The Penguin Book of Christmas Stories: from Hans Christian Andersen to Angela Carter

An anthology of great and not-so-great short stories

I finished this book on 30 December 2019, the very last book of the year, and the decade indeed. My reading journey of this book was a combination of being deeply moved, excited, and bored altogether. There are a lot of the stories that I love and would like to read it again next Christmas and the stories that I wish I would not spend my precious time on them.

However, it was a good book to read during Christmas time and I was not, in fact, a ruler that has an ultimate say of the value in each work. Some of you might enjoy a piece that I find boring; that is how human works.

So now, I would like to introduce you to my favourite stories in this anthology and give a brief note to each work to clarify the reason why I like it.

The favourites (ranked by the order of appearance in the book)

1. The Fir Tree by Hans Christian Andersen
Here, Andersen turns the bright, heart-warming, and wonderful celebration into a quite dark and sad one. I was surprised that Jessica Harrison chose this story to be the first one. But it does make the reader second guess the cheerful nature of Christmas.
The story follows the fate of a fir tree who wishes to be used as a Christmas decoration but it is not pretty as the tree thought it would be. With this unfortunate life of the tree comes a valuable moral lesson for children as many of Andersen works are intended for the young reader. And it makes me wonder of how a child that was reading this would grow up to be?

2. A Christmas Party and a Wedding by Fyodor Dostoyevsky
This, quite like the preceding story, does not convey much of the joyful celebration. It uses the celebration to shed light on a dark corner of the society, or to be precise, of Russian upper class. Dostoyevsky uses a Christmas party as a background and let his depiction of certain ways of interaction between people of different classes: a poor being picked on by a rich man, a snobby elite trying to impress a wealthier elite, and a very rich getting what he wants by using his influence. Christmas for Dostoyevsky was surly cold and dark.

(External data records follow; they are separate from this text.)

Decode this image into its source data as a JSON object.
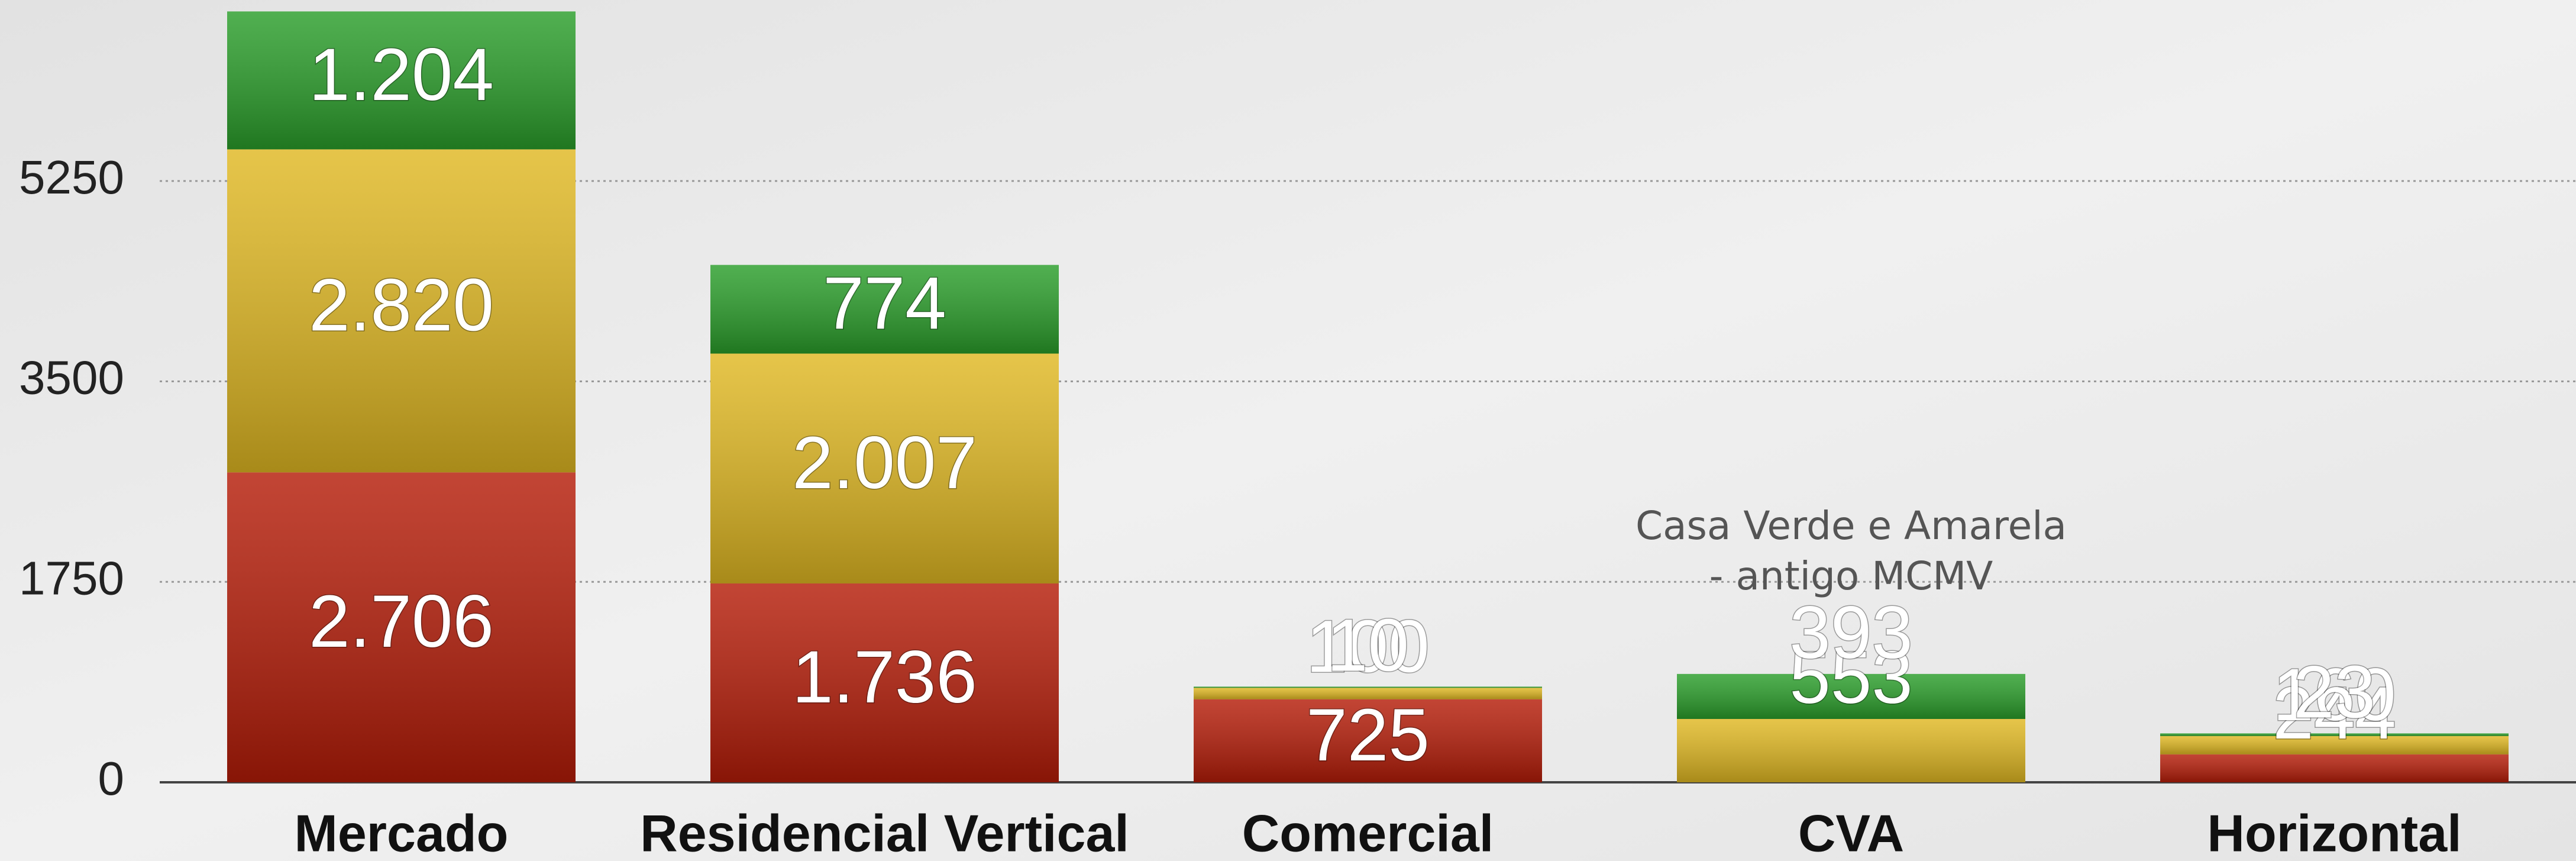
{
  "chart_data": {
    "type": "stacked-bar",
    "categories": [
      "Mercado",
      "Residencial Vertical",
      "Comercial",
      "CVA",
      "Horizontal"
    ],
    "series": [
      {
        "color": "#b51c08",
        "values": [
          2706,
          1736,
          725,
          0,
          244
        ],
        "value_labels": [
          "2.706",
          "1.736",
          "725",
          null,
          "244"
        ]
      },
      {
        "color": "#e0b822",
        "values": [
          2820,
          2007,
          100,
          553,
          160
        ],
        "value_labels": [
          "2.820",
          "2.007",
          "100",
          "553",
          "160"
        ]
      },
      {
        "color": "#2a9e2a",
        "values": [
          1204,
          774,
          10,
          393,
          23
        ],
        "value_labels": [
          "1.204",
          "774",
          "10",
          "393",
          "23"
        ]
      }
    ],
    "annotation": [
      "Casa Verde e Amarela",
      "- antigo MCMV"
    ],
    "ylim": [
      0,
      6830
    ],
    "yticks": [
      0,
      1750,
      3500,
      5250
    ],
    "grid": true
  }
}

3. Midnight Mass by Joaquim Maria Machado De Assis
This story is so deep that I don’t fully understand its sophisticated meaning at first. I mean, I know how the story goes and thought that it was just a conversation between a woman and a younger man. But when I searched for an analysis of the piece, I suddenly saw the hidden subtext of what’s really going on. And that amazed me so much.

4. The Legend of the Christmas Rose by Selma Lagerlöf
This is finally a Christmas story I expected to read! It is told in the form of a fairy tale. It’s a story about giving another chance to those rejected by society and deemed too evil to change. It has a memorable scene of magical tropical garden suddenly emerging in dark, cold winter night. It’s the story about redeeming oneself and has a new beginning. It’s a perfect Christmas tale!

5.   Noël by Irène Némirovsky
Némirovsky takes on a writing technique I seldom see. She tells the story as if she is describing a film. She cooperates film elements, the intro, the slow panning of the camera, the song in the background, the sudden changes of scene mid-conversation. It’s so refreshing and new to see a new way to tell a story. Though the plot is for me a little bit cheesy, I love the way this cheesy story is told.

6. One Christmas Eve by Langston Hughes
Christmas is a joyful time of the year indeed. But did African-American people in the period of segregation agree to that statement? One Christmas Eve will tell how hard it is to keep the spirit of Christmas while being a black person.

7. The Christmas Turkey by Mário de Andrade
This. Everyone. This. This short story touches me so much. As a son who loves his mother so much and always insists she having nice things when all she has ever got are second best/ hand-me-down stuff, I do sympathize with the narrator. In the story, the women of the house who always serve as housewives have to cook a turkey for Christmas but never get to taste it, for they were women. After the death of the father, head of the house, the good-for-nothing son suggests they have turkey for Christmas and encourage, despite their reluctance, them to eat, because he wants them to be truly free from his father patriarchal dominance in the house, and be happy for once. Christmas here is used as the moment when toxic masculinity is lifted off this family. What a merry celebration!

8. Christmas Morning by Frank O’Conner
An autobiography covering the event when O’Connor unexpectedly transgresses the border of childhood. One Christmas Morning will change the way he lives his life and his perception of his mother, and eventually, himself.

9. The Gift by Ray Bradbury
Bradbury projects a depiction of Christmas in the age when space travelling is common. Though it is a different time in a long future, Christmas preserves the love, care and warmth of a family still.

10. A Christmas Memory by Truman Capote
I cried while reading this. The short story is a real tear-jerker, a child’s memory of a warming past with someone important, and joyous mundane events. And boys, nothing shots right to your feeling like a happy childhood reminiscence narrated with a slight hint of an urge to go back to the good old days.

11. Christmas Eve by Sophia De Mello Breyner Andersen
It was a magical reading for me. A story of passing what you have forward during Christmas time tied with elements of the nativity. The scene in the forest painted by the author was so heavenly beautiful that while I was reading the final part, there was no sound but the song of We Three Kings ringing in my ears.